Sehubungan dengan maksud paparan ringkas ini, dapat ditarik beberapa kesimpulan sebagai berikut:

1. Kegiatan penelitian dan pengembangan sangat diperlukan sebagai dasar dalam pengambilan kebijakan strategis di Daerah, terutama dalam menghadapi berbagai peluang dan tantangan di era otonomi daerah.

2. Kegiatan penelitian dan pengembangan dapat memperkuat landasan pengambilan langkah dan kebijakan, karena rekomendasi yang dihasilkan didukung oleh data dan fakta yang valid.

3. Selain diperlukan dalam hal identifikasi masalah-masalah strategis baik yang bersifat aktual maupun potensial, termasuk yang diprediksikan akan dihadapi pemerintah daerah dalam jangka menengah atau jangka panjang, fungsi penelitian dan pengembangan juga diharapkan dapat memberikan masukan dan pertimbangan teknis kepada Kepala Daerah dalam pengambilan langkah dan kebijakan strategis jangka pendek untuk menyikapi dinamika dan situasi di daerah.

4. Keberadaan penelitian dan pengembangan memiliki peran yang sangat strategis dalam proses penyelenggaraan Pemerintahan Daerah, yakni:

a. Peran di awal, yakni sebagai input dalam proses penyusunan langkah-langkah atau kebijakan strategis Daerah ke depan.
b. Peran antara, yakni untuk memberikan berbagai input/rekomendasi dalam rangka implementasi program-program strategis Daerah yang tengah berjalan. Hal ini berguna, baik sebagai kontrol maupun katalisator dalam pencapaian sasaran program.
c. Peran di akhir, yakni memberikan input dan penilaian terhadap hasil pelaksanaan program sebagai bentuk evaluasi, sehingga dapat dijadikan acuan bagi pelaksanaan program selanjutnya.

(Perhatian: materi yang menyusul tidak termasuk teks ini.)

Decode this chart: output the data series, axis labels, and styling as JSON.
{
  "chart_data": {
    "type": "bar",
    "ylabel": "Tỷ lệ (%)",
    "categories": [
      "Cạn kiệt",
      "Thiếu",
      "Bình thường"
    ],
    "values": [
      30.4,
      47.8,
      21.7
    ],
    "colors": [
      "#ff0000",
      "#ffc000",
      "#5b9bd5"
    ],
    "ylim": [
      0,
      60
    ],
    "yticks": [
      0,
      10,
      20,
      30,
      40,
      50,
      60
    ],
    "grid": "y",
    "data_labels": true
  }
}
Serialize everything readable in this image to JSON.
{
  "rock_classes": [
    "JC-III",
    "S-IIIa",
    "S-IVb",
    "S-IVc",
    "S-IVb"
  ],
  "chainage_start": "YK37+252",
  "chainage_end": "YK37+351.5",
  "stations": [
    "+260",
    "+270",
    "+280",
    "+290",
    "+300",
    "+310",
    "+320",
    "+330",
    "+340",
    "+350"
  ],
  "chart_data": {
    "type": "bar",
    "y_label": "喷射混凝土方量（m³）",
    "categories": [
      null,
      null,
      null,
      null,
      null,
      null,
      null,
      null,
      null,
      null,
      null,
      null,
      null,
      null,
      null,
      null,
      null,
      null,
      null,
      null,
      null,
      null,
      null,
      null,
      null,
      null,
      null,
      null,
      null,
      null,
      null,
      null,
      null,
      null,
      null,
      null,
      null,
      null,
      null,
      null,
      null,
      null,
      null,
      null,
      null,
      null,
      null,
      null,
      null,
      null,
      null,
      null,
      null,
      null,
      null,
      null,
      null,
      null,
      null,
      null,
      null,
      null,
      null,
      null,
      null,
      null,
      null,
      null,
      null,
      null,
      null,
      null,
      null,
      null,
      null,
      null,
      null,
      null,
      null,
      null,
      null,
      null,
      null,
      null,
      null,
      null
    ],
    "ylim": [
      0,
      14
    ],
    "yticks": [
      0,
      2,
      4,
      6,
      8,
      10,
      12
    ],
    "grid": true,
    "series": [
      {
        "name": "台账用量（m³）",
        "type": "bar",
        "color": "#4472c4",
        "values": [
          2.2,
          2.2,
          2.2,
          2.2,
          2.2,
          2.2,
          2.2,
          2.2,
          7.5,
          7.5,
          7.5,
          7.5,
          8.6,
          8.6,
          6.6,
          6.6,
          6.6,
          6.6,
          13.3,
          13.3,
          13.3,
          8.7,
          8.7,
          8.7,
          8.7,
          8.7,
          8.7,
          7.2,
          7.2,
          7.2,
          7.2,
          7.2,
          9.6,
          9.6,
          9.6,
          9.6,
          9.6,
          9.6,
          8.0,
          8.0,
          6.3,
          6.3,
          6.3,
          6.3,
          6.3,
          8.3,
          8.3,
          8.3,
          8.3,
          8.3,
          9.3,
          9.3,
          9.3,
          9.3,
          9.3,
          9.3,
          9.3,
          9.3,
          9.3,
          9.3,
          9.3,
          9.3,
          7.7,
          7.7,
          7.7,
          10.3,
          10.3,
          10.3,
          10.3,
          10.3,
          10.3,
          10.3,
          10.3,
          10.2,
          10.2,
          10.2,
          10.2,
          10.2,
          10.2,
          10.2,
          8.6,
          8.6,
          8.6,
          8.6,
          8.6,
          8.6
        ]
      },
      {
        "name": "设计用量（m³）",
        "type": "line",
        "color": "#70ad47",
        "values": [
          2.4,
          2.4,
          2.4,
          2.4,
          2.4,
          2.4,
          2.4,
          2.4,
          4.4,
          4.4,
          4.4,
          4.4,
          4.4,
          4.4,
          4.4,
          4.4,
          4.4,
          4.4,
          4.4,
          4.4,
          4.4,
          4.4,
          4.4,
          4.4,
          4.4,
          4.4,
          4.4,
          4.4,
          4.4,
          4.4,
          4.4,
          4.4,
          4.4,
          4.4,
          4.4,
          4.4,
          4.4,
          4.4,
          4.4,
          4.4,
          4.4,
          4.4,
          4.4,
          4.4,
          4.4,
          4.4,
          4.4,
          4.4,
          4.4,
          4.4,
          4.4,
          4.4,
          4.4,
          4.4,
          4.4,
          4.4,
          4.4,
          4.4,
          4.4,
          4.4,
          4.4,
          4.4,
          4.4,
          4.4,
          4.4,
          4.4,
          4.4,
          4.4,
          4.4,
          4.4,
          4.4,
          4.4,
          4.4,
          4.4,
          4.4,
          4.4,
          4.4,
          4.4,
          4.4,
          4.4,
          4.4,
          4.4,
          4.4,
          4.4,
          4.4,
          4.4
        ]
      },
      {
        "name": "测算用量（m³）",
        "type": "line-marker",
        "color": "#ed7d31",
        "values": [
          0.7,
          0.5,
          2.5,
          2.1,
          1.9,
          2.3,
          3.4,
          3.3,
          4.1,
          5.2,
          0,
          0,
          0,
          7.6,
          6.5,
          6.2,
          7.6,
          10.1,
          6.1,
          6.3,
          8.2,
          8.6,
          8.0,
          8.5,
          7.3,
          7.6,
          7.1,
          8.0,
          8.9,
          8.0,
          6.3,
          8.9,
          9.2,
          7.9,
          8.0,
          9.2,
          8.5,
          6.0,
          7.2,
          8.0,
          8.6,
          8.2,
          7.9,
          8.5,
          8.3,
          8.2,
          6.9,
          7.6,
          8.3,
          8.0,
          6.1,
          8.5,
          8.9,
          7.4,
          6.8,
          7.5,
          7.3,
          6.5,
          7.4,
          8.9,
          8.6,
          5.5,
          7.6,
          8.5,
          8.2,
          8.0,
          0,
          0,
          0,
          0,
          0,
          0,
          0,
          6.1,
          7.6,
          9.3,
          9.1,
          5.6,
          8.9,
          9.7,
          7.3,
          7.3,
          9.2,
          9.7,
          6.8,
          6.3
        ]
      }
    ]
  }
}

5. Untuk mengoptimalkan fungsi penelitian dan pengembangan, Pemerintah Daerah seyogianya mendukung keberadaannya, baik dari aspek kelembagaan, personil, maupun pembiayaannya.

6. Mengingat peran dan fungsi strategis penelitian dan pengembangan, maka hal ini dapat dijadikan sebagai bahan pertimbangan untuk membentuk institusi penelitian dan pengembangan di Daerah secara mandiri.


Demikian tulisan singkat ini dibuat. Harapan kami kiranya dapat menjadi bahan "perenungan" bagi para pemangku kepentingan di daerah, khususnya untuk meletakan dasar pijak bagi kepentingan pembangunan daerahnya di masa yang akan datang, melalui produk-produk kebijakan yang kuat di masa kini atas hasil penelitian dan kajian.